Why is it that to creationists label everyone who accepts current biology as a "Darwinist"? It's as if scientific knowelged equates to some kind of political ideology. We don't call physicists "Einsteinists" or astronomers "Hubbleites". In this critique of my last column, Richard Weikart asserts that if I accept evolution, I must also accept that I can't criticize Hitler. This is published on a site called "Evolution News and Views" which looks suspiciously like a creationist/intelligent design website.

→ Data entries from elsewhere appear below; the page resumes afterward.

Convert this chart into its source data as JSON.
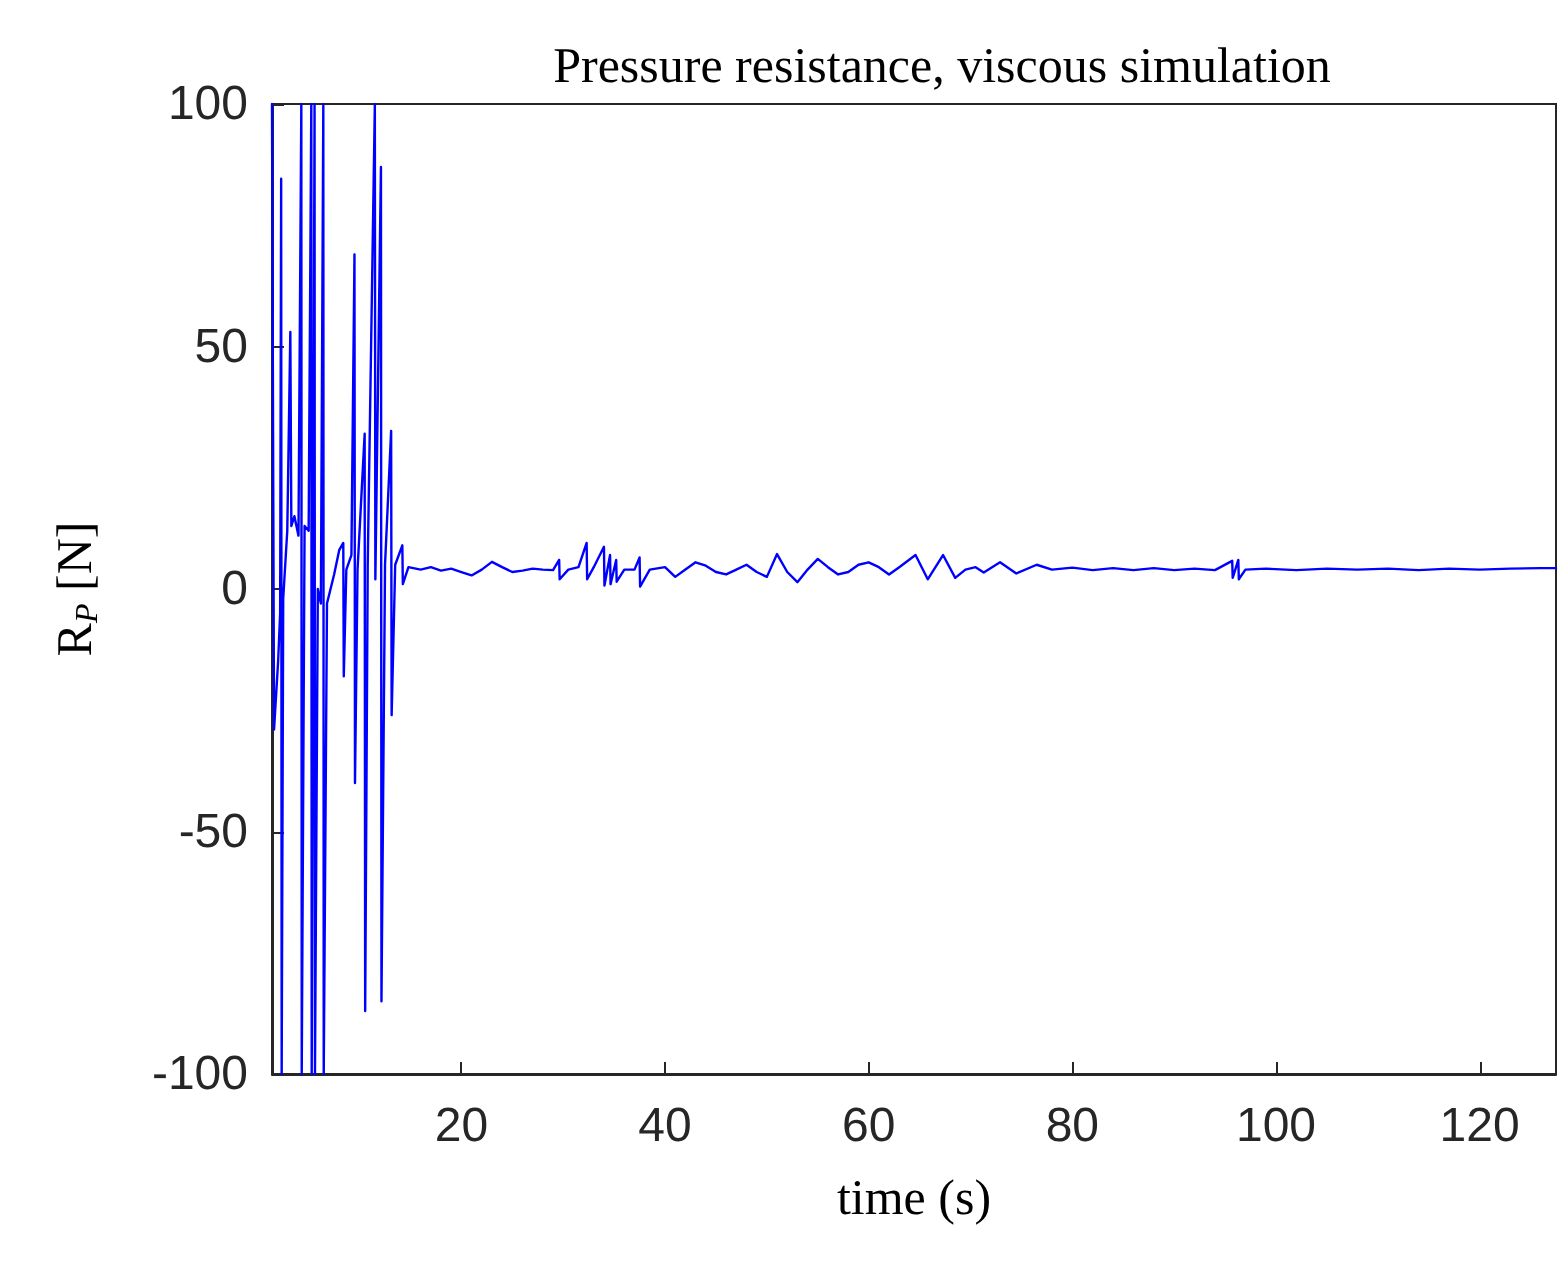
{
  "chart_data": {
    "type": "line",
    "title": "Pressure resistance, viscous simulation",
    "xlabel": "time (s)",
    "ylabel": "R$_{P}$ [N]",
    "xlim": [
      1.4,
      127.5
    ],
    "xticks": [
      20,
      40,
      60,
      80,
      100,
      120
    ],
    "ylim": [
      -100,
      100
    ],
    "yticks": [
      -100,
      -50,
      0,
      50,
      100
    ],
    "marker": "none",
    "line_style": "solid",
    "series": [
      {
        "color": "#0000ff",
        "x": [
          1.4,
          1.6,
          2.0,
          2.2,
          2.3,
          2.35,
          2.5,
          2.9,
          3.2,
          3.3,
          3.6,
          4.0,
          4.28,
          4.32,
          4.6,
          5.0,
          5.26,
          5.3,
          5.58,
          5.62,
          5.9,
          6.2,
          6.44,
          6.48,
          6.8,
          7.5,
          8.0,
          8.4,
          8.45,
          8.7,
          9.2,
          9.5,
          9.55,
          9.8,
          10.5,
          10.55,
          10.8,
          11.5,
          11.55,
          12.1,
          12.15,
          12.5,
          13.1,
          13.15,
          13.5,
          14.2,
          14.25,
          14.8,
          16,
          17,
          18,
          19,
          20,
          21,
          22,
          23,
          24,
          25,
          26,
          27,
          28,
          29,
          29.6,
          29.65,
          30.5,
          31.5,
          32.3,
          32.35,
          33,
          34,
          34.05,
          34.6,
          34.65,
          35.2,
          35.25,
          36,
          37,
          37.5,
          37.55,
          38.5,
          40,
          41,
          42,
          43,
          44,
          45,
          46,
          47,
          48,
          49,
          50,
          51,
          52,
          53,
          54,
          55,
          56,
          57,
          58,
          59,
          60,
          61,
          62,
          63,
          64.6,
          65.8,
          67.3,
          68.5,
          69.5,
          70.5,
          71.3,
          72.9,
          74.5,
          76.5,
          78,
          80,
          82,
          84,
          86,
          88,
          90,
          92,
          94,
          95.7,
          95.75,
          96.3,
          96.35,
          97,
          99,
          102,
          105,
          108,
          111,
          114,
          117,
          120,
          123,
          126,
          127.5
        ],
        "values": [
          100,
          -29,
          -15,
          -5,
          84.6,
          -100,
          -2,
          12,
          53,
          13,
          15,
          11,
          100,
          -100,
          13,
          12,
          100,
          -100,
          100,
          -100,
          0,
          -3,
          100,
          -100,
          -3,
          3,
          8,
          9.5,
          -18,
          4,
          7,
          69,
          -40,
          4,
          32,
          -87,
          5,
          100,
          2,
          87,
          -85,
          5,
          32.6,
          -26,
          5,
          9,
          1,
          4.5,
          4,
          4.5,
          3.8,
          4.2,
          3.5,
          2.8,
          4,
          5.6,
          4.5,
          3.5,
          3.8,
          4.2,
          4,
          3.9,
          6,
          2,
          4,
          4.5,
          9.5,
          2,
          4.5,
          8.7,
          0.7,
          7,
          1,
          6,
          1.5,
          4,
          4,
          6.5,
          0.5,
          4,
          4.5,
          2.5,
          4,
          5.5,
          4.8,
          3.5,
          3,
          4,
          5,
          3.5,
          2.5,
          7.2,
          3.5,
          1.4,
          4,
          6.2,
          4.5,
          3,
          3.5,
          5,
          5.5,
          4.5,
          3,
          4.5,
          7,
          2,
          7,
          2.3,
          4,
          4.5,
          3.4,
          5.5,
          3.2,
          5,
          4,
          4.4,
          3.9,
          4.3,
          3.9,
          4.3,
          3.9,
          4.2,
          3.9,
          5.8,
          2.3,
          6,
          2,
          4,
          4.2,
          3.9,
          4.2,
          4,
          4.2,
          3.9,
          4.2,
          4,
          4.2,
          4.3,
          4.3
        ]
      }
    ]
  }
}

She concludes her article by asking, "If our lives really did hinge on countless accidents, couldn't that notion make life ever more precious?" Again, she is smuggling ideas into her argument that are fundamentally incompatible with her worldview. "Precious" implies that something has value, meaning, and significance; indeed it means that something has more value than other things. However, a naturalistic understanding of Darwinism cannot sustain the notion that life is precious, because everything, not just life, is the product of chance and would be equally valuable, making life no more precious than anything else in the cosmos. A lump of coal or a dung heap is every bit as much the product of countless accidents as you are. Does that make them precious? Many Darwinists today, such as Richard Dawkins and Jerry Coyne, reject the idea that human life is special and has any meaning or purpose.

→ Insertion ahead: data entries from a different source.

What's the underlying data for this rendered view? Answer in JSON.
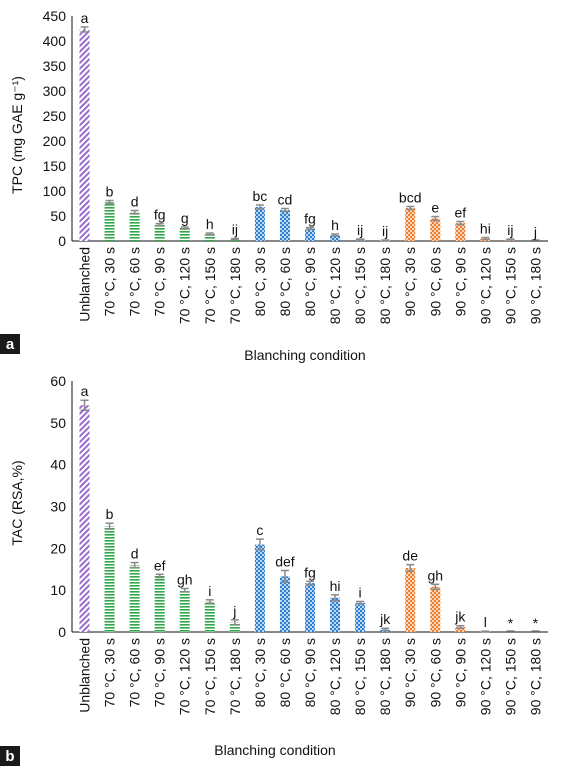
{
  "colors": {
    "unblanched": "#9b6ccf",
    "t70": "#2fa84a",
    "t80": "#2f7fd1",
    "t90": "#ee7d2f",
    "error": "#8a8a8a",
    "panel_tag_bg": "#1a1a1a"
  },
  "chart_data": [
    {
      "type": "bar",
      "panel_label": "a",
      "xlabel": "Blanching condition",
      "ylabel": "TPC (mg GAE g⁻¹)",
      "ylim": [
        0,
        450
      ],
      "yticks": [
        0,
        50,
        100,
        150,
        200,
        250,
        300,
        350,
        400,
        450
      ],
      "categories": [
        "Unblanched",
        "70 °C, 30 s",
        "70 °C, 60 s",
        "70 °C, 90 s",
        "70 °C, 120 s",
        "70 °C, 150 s",
        "70 °C, 180 s",
        "80 °C, 30 s",
        "80 °C, 60 s",
        "80 °C, 90 s",
        "80 °C, 120 s",
        "80 °C, 150 s",
        "80 °C, 180 s",
        "90 °C, 30 s",
        "90 °C, 60 s",
        "90 °C, 90 s",
        "90 °C, 120 s",
        "90 °C, 150 s",
        "90 °C, 180 s"
      ],
      "values": [
        423,
        78,
        58,
        33,
        26,
        14,
        4,
        68,
        62,
        25,
        12,
        3,
        1,
        66,
        45,
        36,
        5,
        3,
        0
      ],
      "errors": [
        5,
        3,
        3,
        2,
        2,
        2,
        1,
        4,
        3,
        2,
        2,
        1,
        1,
        3,
        4,
        3,
        2,
        1,
        0
      ],
      "letters": [
        "a",
        "b",
        "d",
        "fg",
        "g",
        "h",
        "ij",
        "bc",
        "cd",
        "fg",
        "h",
        "ij",
        "ij",
        "bcd",
        "e",
        "ef",
        "hi",
        "ij",
        "j"
      ],
      "grid": false,
      "legend": "none"
    },
    {
      "type": "bar",
      "panel_label": "b",
      "xlabel": "Blanching condition",
      "ylabel": "TAC (RSA,%)",
      "ylim": [
        0,
        60
      ],
      "yticks": [
        0,
        10,
        20,
        30,
        40,
        50,
        60
      ],
      "categories": [
        "Unblanched",
        "70 °C, 30 s",
        "70 °C, 60 s",
        "70 °C, 90 s",
        "70 °C, 120 s",
        "70 °C, 150 s",
        "70 °C, 180 s",
        "80 °C, 30 s",
        "80 °C, 60 s",
        "80 °C, 90 s",
        "80 °C, 120 s",
        "80 °C, 150 s",
        "80 °C, 180 s",
        "90 °C, 30 s",
        "90 °C, 60 s",
        "90 °C, 90 s",
        "90 °C, 120 s",
        "90 °C, 150 s",
        "90 °C, 180 s"
      ],
      "values": [
        54.2,
        25.3,
        16.0,
        13.4,
        10.0,
        7.3,
        2.3,
        20.9,
        13.3,
        11.7,
        8.2,
        7.0,
        0.6,
        15.3,
        10.8,
        1.2,
        0.1,
        0.0,
        0.0
      ],
      "errors": [
        1.2,
        0.7,
        0.6,
        0.4,
        0.4,
        0.4,
        0.6,
        1.3,
        1.4,
        0.4,
        0.7,
        0.3,
        0.3,
        0.8,
        0.6,
        0.3,
        0.1,
        0.0,
        0.0
      ],
      "letters": [
        "a",
        "b",
        "d",
        "ef",
        "gh",
        "i",
        "j",
        "c",
        "def",
        "fg",
        "hi",
        "i",
        "jk",
        "de",
        "gh",
        "jk",
        "l",
        "*",
        "*"
      ],
      "grid": false,
      "legend": "none"
    }
  ]
}
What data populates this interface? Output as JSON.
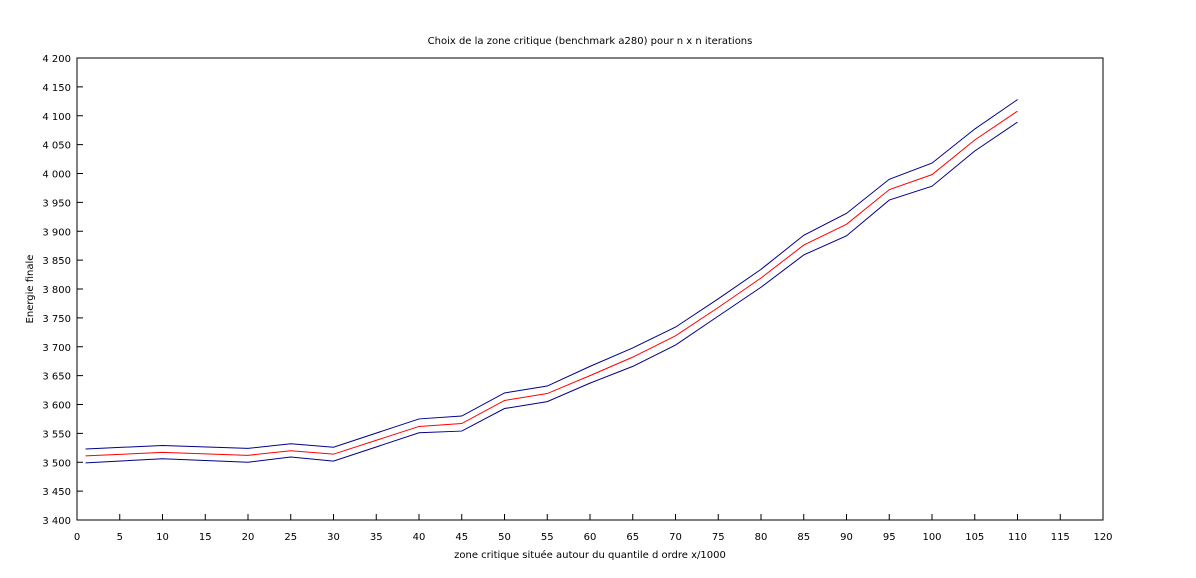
{
  "chart_data": {
    "type": "line",
    "title": "Choix de la zone critique (benchmark a280) pour n x n iterations",
    "xlabel": "zone critique située autour du quantile d ordre x/1000",
    "ylabel": "Energie finale",
    "xlim": [
      0,
      120
    ],
    "ylim": [
      3400,
      4200
    ],
    "xticks": [
      0,
      5,
      10,
      15,
      20,
      25,
      30,
      35,
      40,
      45,
      50,
      55,
      60,
      65,
      70,
      75,
      80,
      85,
      90,
      95,
      100,
      105,
      110,
      115,
      120
    ],
    "xtick_labels": [
      "0",
      "5",
      "10",
      "15",
      "20",
      "25",
      "30",
      "35",
      "40",
      "45",
      "50",
      "55",
      "60",
      "65",
      "70",
      "75",
      "80",
      "85",
      "90",
      "95",
      "100",
      "105",
      "110",
      "115",
      "120"
    ],
    "yticks": [
      3400,
      3450,
      3500,
      3550,
      3600,
      3650,
      3700,
      3750,
      3800,
      3850,
      3900,
      3950,
      4000,
      4050,
      4100,
      4150,
      4200
    ],
    "ytick_labels": [
      "3 400",
      "3 450",
      "3 500",
      "3 550",
      "3 600",
      "3 650",
      "3 700",
      "3 750",
      "3 800",
      "3 850",
      "3 900",
      "3 950",
      "4 000",
      "4 050",
      "4 100",
      "4 150",
      "4 200"
    ],
    "grid": false,
    "x": [
      1,
      10,
      20,
      25,
      30,
      40,
      45,
      50,
      55,
      60,
      65,
      70,
      75,
      80,
      85,
      90,
      95,
      100,
      105,
      110
    ],
    "series": [
      {
        "color": "#00008b",
        "values": [
          3523,
          3529,
          3524,
          3532,
          3526,
          3575,
          3580,
          3620,
          3632,
          3666,
          3698,
          3734,
          3783,
          3834,
          3893,
          3931,
          3990,
          4018,
          4077,
          4128
        ]
      },
      {
        "color": "#ff0000",
        "values": [
          3511,
          3517,
          3512,
          3520,
          3514,
          3562,
          3567,
          3607,
          3619,
          3650,
          3682,
          3719,
          3768,
          3819,
          3876,
          3912,
          3972,
          3998,
          4058,
          4108
        ]
      },
      {
        "color": "#00008b",
        "values": [
          3499,
          3506,
          3500,
          3509,
          3502,
          3551,
          3554,
          3593,
          3605,
          3637,
          3666,
          3703,
          3753,
          3803,
          3859,
          3892,
          3954,
          3978,
          4039,
          4089
        ]
      }
    ]
  }
}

I'm not sure Coyne or Dawkins ever said anything like that. Weikart gives no references there. As Scott Gilbert so eloquently put it in this follow-up post, we endow life with meaning and purpose.
My view is that our exploration of the universe tells us that we are the products of natural processes and chance. How can we progress in science if we throw out every finding that makes us struggle? Weikart seems to think we can decide what aspects of reality to accept.
On the other hand maybe "it should be up to the American People to Decide What's True," as stated by a host on the Daily Show last night in a spoof of anti-science rhetoric. Republican strategist Noelle Nickpour called this common sense, though she might be kidding.